Jacquelyn, you do boost us up with every book you write. Be true to yourself. My boss told me once and it has never left me. "Take care of yourself first, family second, and job last. With out the first two, the third doesn't matter." You will find someone who loves you for you, she will eventually realize what she had and lost, maybe you will let her back in at that point and maybe you wont, but it will be her loss not yours.

Hugs from NS.

We HEART reading said...

You should do as you please. You are right that she probably made your house a home. But you can create that with friends and animals. Hugs to you.
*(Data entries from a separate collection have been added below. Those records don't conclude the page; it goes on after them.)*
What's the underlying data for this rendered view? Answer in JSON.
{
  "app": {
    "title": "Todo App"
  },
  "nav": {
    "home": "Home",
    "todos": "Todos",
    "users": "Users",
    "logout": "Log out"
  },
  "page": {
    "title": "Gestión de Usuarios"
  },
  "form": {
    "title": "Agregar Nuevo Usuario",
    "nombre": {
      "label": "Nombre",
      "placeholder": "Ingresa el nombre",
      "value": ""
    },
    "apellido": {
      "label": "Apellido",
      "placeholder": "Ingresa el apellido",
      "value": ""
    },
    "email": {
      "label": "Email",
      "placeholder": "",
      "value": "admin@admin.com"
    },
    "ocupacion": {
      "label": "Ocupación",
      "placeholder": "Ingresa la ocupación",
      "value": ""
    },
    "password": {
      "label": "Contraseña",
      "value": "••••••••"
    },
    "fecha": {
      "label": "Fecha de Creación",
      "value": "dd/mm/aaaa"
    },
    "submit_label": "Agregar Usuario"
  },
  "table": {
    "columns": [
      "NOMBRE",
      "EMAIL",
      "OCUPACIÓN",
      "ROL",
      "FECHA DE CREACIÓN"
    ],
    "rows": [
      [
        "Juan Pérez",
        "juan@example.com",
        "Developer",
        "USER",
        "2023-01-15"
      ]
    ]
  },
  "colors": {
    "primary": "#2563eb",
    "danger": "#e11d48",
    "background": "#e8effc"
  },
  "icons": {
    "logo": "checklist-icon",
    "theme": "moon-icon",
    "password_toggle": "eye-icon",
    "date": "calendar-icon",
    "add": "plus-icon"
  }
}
Have you ever thought of foster care or adopting a baby of your own?
Aubrey

Unknown said...

we love you for sharing both the good and bad of your life! that way we can feel with you! i hope that lets you know that you're not alone!

DJHughes said...

I have more respect for you now as a persona and a writer after reading your blogs!! It makes me want to go out there and by anything with your name on it!! The fact that you open yourself so honestly to us makes you so much more personable. We've never met and yet you've made me care about what is going on in your life and you make me pray that everything goes well for you and that you find peace and happiness! Things will work out as they are supposed to do. You've followed your heart, the urging of your soul, and there is no way you can go wrong when you do that!! Blessings!!

Foxie said...

one must be true to oneself...I love your honesty and deep feelings...time has a way of giving clarity to things that happen...sending good thoughts and love your way.....

CatsMeow said...

It truly is not worth listening (or reading) the negatives. It's just not worth your time. Happy thoughts coming your way.

Vixen said...

Jackie, I feel like I completely understand what you are going through. I'm sorta in the same place with my stepson, and at this point, I'm over being the 'mature' adult and taking responsibility for him when his mom and my hubby rarely do.

I think that you should have someone in your life that loves you, however, and I don't think you should give up on that EVER!
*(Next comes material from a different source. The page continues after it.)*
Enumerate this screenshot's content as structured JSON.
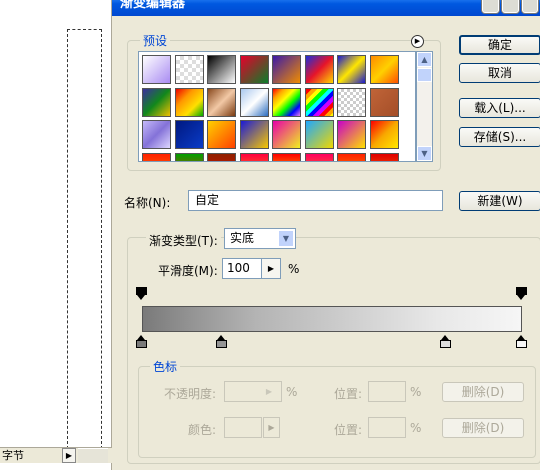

If you like kids, have you considered being a foster mom? Those kids need so much love, desire so much love, and if you get the right one, you will get so much love back.

I'm a nurse and I once took care of a patient who was 87 and didn't have any kids of her own. But everyday in the hospital, different young people came to visit her and take care of her. She had 20 foster kids (not all at once of course), but she over the years influenced these kids in amazing ways and set them on the right path. They are now all successful, happy and LOVE her to pieces.

I'm not saying that you can replace B, but you need someone to love that loves you back. Sure a pet fill a void, but pets don't talk or play Connect 4. It's just something to consider down the road after you have healed from this encounter. There are so many children out there that are in dire need of love, stability and support, and most of them aren't ungrateful users.

Hugs from Portland.

Crystal Dee said...

Bless your heart! I don't know the specifics as I missed the previous post but I will say that I know how painful it is to be separated from someone you love.My thoughts will be with you.Being able to share your happy thoughts as well as your troubling ones gives me a sense of giving back all that you have given me in your writing.